We did another study and expanded it to try to understand how many days it takes and it looks like 5 days is the right amount. Patients tolerate it very, very well. There are some adverse effects to think about and talk about with patients, but in general, it's very safe. And it really does appear to work. We have data—both endoscopic-histologic data, clinical data, and now some translational work that Dr. Dulai, and others, have been gathering that really starting to show mechanism for why this works. And in fact, there's now a huge grant called a U01 grant that Parambir Dulai is leading, and many of us are taking part of, yourself included, where we'll be studying this in, really, a large essentially phase 3 trial to understand how effective it is.

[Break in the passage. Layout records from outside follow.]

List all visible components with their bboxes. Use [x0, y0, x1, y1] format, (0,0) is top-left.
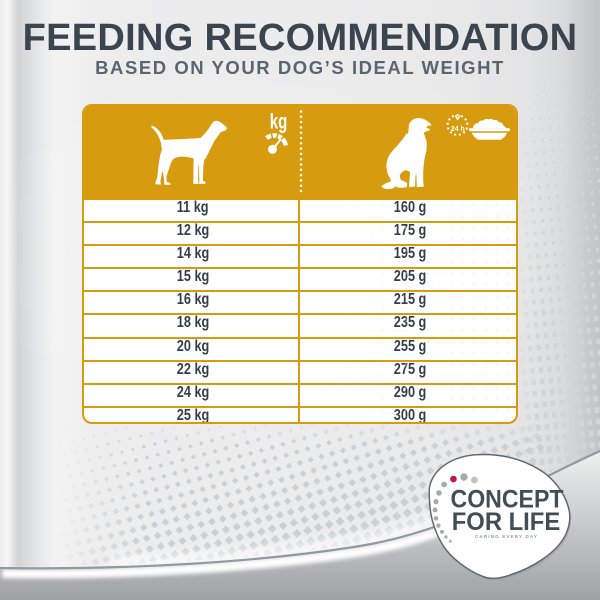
svg-text:CARING EVERY DAY: CARING EVERY DAY [475, 534, 537, 539]
svg-text:CONCEPT: CONCEPT [451, 487, 564, 514]
svg-text:FOR LIFE: FOR LIFE [452, 509, 561, 536]
svg-text:24 h: 24 h [451, 126, 465, 133]
svg-text:kg: kg [270, 110, 288, 133]
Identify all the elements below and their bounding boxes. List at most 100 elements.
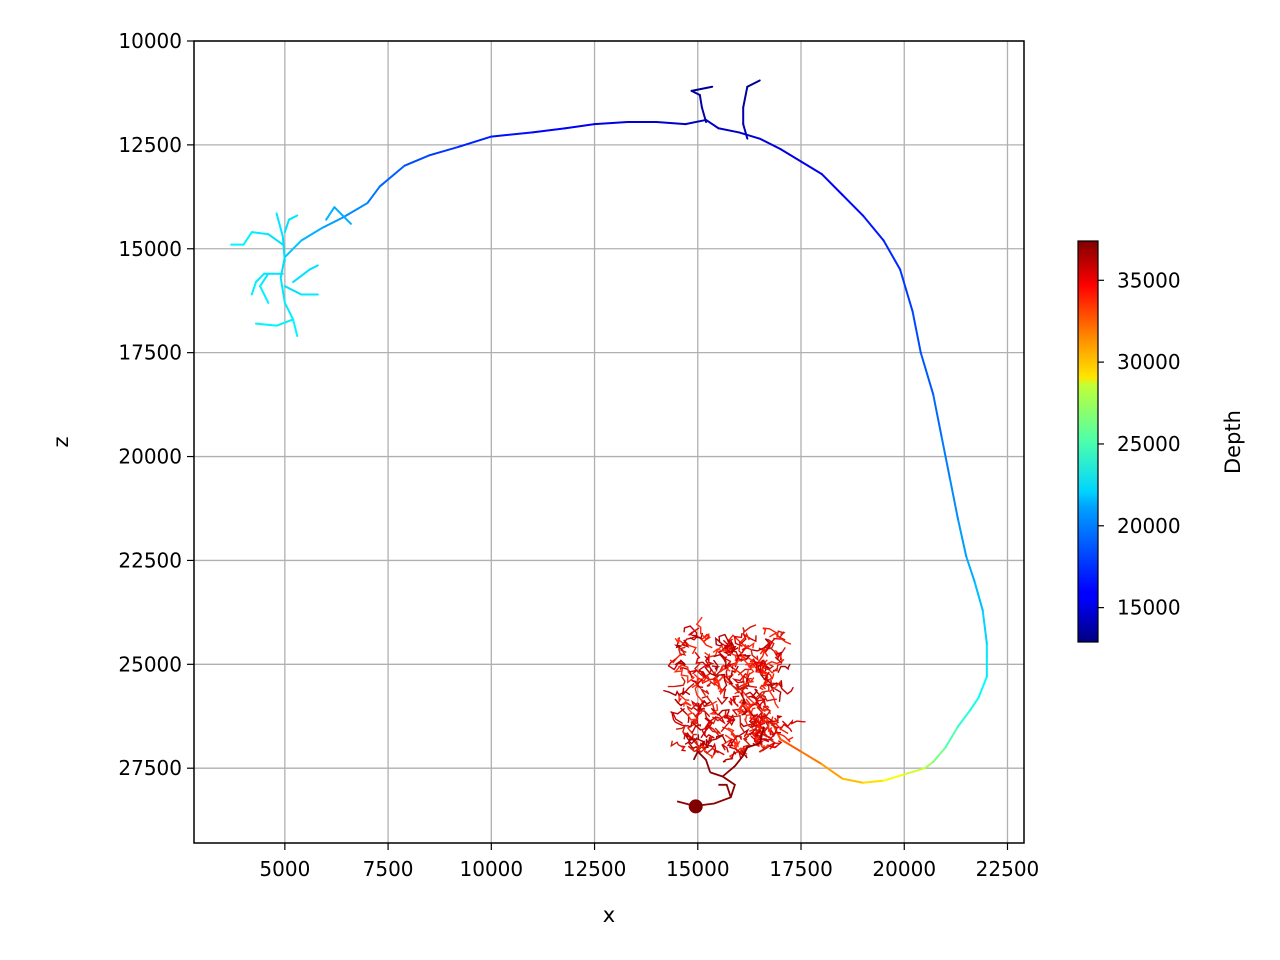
arbor-branch bbox=[700, 727, 715, 739]
arbor-branch bbox=[761, 663, 775, 671]
arbor-branch bbox=[762, 627, 778, 638]
arbor-branch bbox=[724, 641, 744, 662]
arbor-branch bbox=[777, 663, 791, 674]
arbor-branch bbox=[695, 616, 707, 640]
main-axon-segment bbox=[705, 118, 720, 130]
arbor-branch bbox=[711, 659, 721, 673]
main-axon-segment bbox=[403, 154, 431, 167]
main-axon-segment bbox=[923, 760, 935, 770]
main-axon-segment bbox=[738, 131, 761, 140]
main-axon-segment bbox=[490, 131, 534, 138]
arbor-branch bbox=[746, 672, 751, 687]
dorsal-branch-a-segment bbox=[700, 106, 708, 124]
cyan-tuft-9-segment bbox=[287, 214, 299, 221]
grid-lines bbox=[194, 40, 1024, 843]
arbor-branch bbox=[775, 633, 792, 645]
arbor-branch bbox=[704, 652, 713, 672]
arbor-branch bbox=[684, 741, 698, 750]
arbor-branch bbox=[741, 647, 747, 654]
arbor-branch bbox=[680, 745, 686, 752]
arbor-branch bbox=[694, 651, 709, 669]
soma-marker bbox=[688, 799, 703, 814]
arbor-branch bbox=[674, 659, 686, 667]
main-axon-segment bbox=[956, 709, 972, 728]
arbor-branch bbox=[745, 664, 755, 678]
arbor-branch bbox=[714, 673, 728, 693]
arbor-branch bbox=[722, 755, 744, 778]
arbor-branch bbox=[667, 676, 686, 688]
main-axon-segment bbox=[820, 172, 844, 196]
colorbar-label: Depth bbox=[1221, 410, 1245, 474]
colorbar-ticks: 15000 20000 25000 30000 35000 bbox=[1098, 268, 1181, 620]
arbor-branch bbox=[739, 632, 750, 643]
arbor-branch bbox=[776, 731, 794, 743]
main-axon-segment bbox=[973, 580, 984, 612]
arbor-branch bbox=[746, 688, 760, 699]
arbor-branch bbox=[721, 743, 729, 753]
arbor-branch bbox=[732, 667, 745, 679]
arbor-branch bbox=[771, 731, 782, 737]
arbor-branch bbox=[697, 771, 736, 807]
arbor-branch bbox=[726, 738, 734, 747]
dorsal-branch-b-segment bbox=[746, 79, 761, 88]
dorsal-branch-b-segment bbox=[742, 123, 749, 140]
arbor-branch bbox=[722, 638, 732, 647]
arbor-branch bbox=[720, 712, 733, 733]
arbor-branch bbox=[738, 641, 742, 654]
x-tick-label: 12500 bbox=[563, 857, 627, 881]
main-axon-segment bbox=[300, 226, 324, 242]
arbor-branch bbox=[700, 716, 713, 739]
arbor-branch bbox=[697, 734, 706, 747]
arbor-branch bbox=[749, 724, 762, 737]
main-axon-segment bbox=[428, 145, 460, 157]
arbor-branch bbox=[694, 662, 719, 681]
arbor-branch bbox=[663, 689, 691, 697]
arbor-branch bbox=[759, 658, 785, 675]
cyan-tuft-1-segment bbox=[275, 212, 284, 238]
arbor-branch bbox=[677, 646, 687, 656]
colorbar: 15000 20000 25000 30000 35000 Depth bbox=[1077, 240, 1245, 643]
arbor-branch bbox=[678, 692, 690, 704]
main-axon-segment bbox=[378, 164, 406, 188]
cyan-tuft-5-segment bbox=[283, 285, 303, 296]
arbor-branch bbox=[718, 783, 732, 798]
main-axon-segment bbox=[932, 393, 943, 437]
arbor-branch bbox=[736, 675, 751, 690]
colorbar-gradient bbox=[1077, 240, 1099, 643]
main-axon-segment bbox=[882, 773, 906, 782]
arbor-branch bbox=[744, 677, 758, 688]
cyan-tuft-4-segment bbox=[254, 272, 266, 284]
main-axon-segment bbox=[932, 746, 947, 763]
arbor-branch bbox=[699, 697, 718, 708]
main-axon-segment bbox=[956, 517, 968, 558]
x-tick-label: 10000 bbox=[460, 857, 524, 881]
main-axon-segment bbox=[593, 121, 629, 126]
cyan-tuft-2-segment bbox=[250, 231, 270, 236]
arbor-branch bbox=[738, 699, 754, 722]
y-tick-label: 20000 bbox=[118, 445, 182, 469]
arbor-branch bbox=[689, 632, 704, 641]
arbor-branch bbox=[766, 721, 777, 729]
arbor-branch bbox=[674, 698, 686, 707]
arbor-branch bbox=[759, 648, 769, 657]
arbor-branch bbox=[691, 724, 702, 733]
arbor-branch bbox=[763, 671, 773, 687]
arbor-branch bbox=[738, 652, 744, 663]
cyan-tuft-7-segment bbox=[254, 322, 278, 327]
colorbar-tick-label: 20000 bbox=[1117, 514, 1181, 538]
cyan-tuft-9-segment bbox=[283, 218, 290, 234]
main-axon-segment bbox=[283, 239, 303, 259]
arbor-branch bbox=[742, 697, 747, 705]
arbor-branch bbox=[762, 669, 774, 680]
arbor-branch bbox=[722, 750, 737, 763]
main-axon-segment bbox=[655, 121, 687, 126]
cyan-tuft-2-segment bbox=[267, 233, 284, 246]
arbor-branch bbox=[686, 708, 698, 721]
x-tick-label: 20000 bbox=[872, 857, 936, 881]
main-axon-segment bbox=[948, 476, 959, 520]
main-axon-segment bbox=[861, 779, 885, 784]
cyan-tuft-4-segment bbox=[250, 281, 257, 296]
arbor-branch bbox=[733, 633, 743, 647]
main-axon-segment bbox=[841, 777, 864, 784]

We do this now routinely, Ray, and I didn't bring it up earlier as I thought we'd get to this discussion, but when patients are admitted with UC flares, until we have a clinical trial open, we're doing this routinely in our patients and the patients don't mind it at all. The hyperbaric team is thrilled to have another use of their treatment and it really has been well-tolerated and we've seen some good benefits. So, again, more data needed here, but this may end up being part of our treatment regimen with acute severe UC.
Raymond Cross:
And that's something that I'm totally comfortable stacking. So, if I give them infliximab and they don't respond, this is something that's not going to harm them from an immune suppression standpoint. And someday we may be giving both at the same time, who knows? Because it's just a bridge to get you out of the hospital. I saw a patient yesterday who was super sick in the hospital, did not respond to treatment and hyperbaric oxygen rescued her, she saved her colon, she had a healthy baby, I just saw her labs are completely normal. So, she's now on ustekinumab, doing very, very well.
Corey Siegel:
Perfect. That's great.
Raymond Cross:
All right, Corey, fun question. Tell the listeners something about yourself that they may not know, maybe something that I may not even know.
Corey Siegel:
Oh, boy. Well, let's see. You're a sports fan, so, I'll give you a fun tidbit from a few years ago, a number of years ago now, is I was at a Boston Celtics game and at halftime I came in second place in the halftime 3-point shootout with a good 20,000 spectators cheering me on.
Raymond Cross:
That's awesome. I did not know that.
Corey Siegel:
Yeah, you didn't ask me how many people were in the competition.
Raymond Cross:
It was 2.
Corey Siegel:
But it was also last place. But nonetheless, there were no air balls and it was actually an incredible experience. It was really, really fun to pretend to be a professional basketball player for about 7 minutes.
Raymond Cross:
All right, Corey, this has been wonderful. Thank you very much. I've learned a lot, I'm sure our listeners have too, and we hope to have you back here again in the future.
Corey Siegel:
I'd love to. Thanks for inviting me.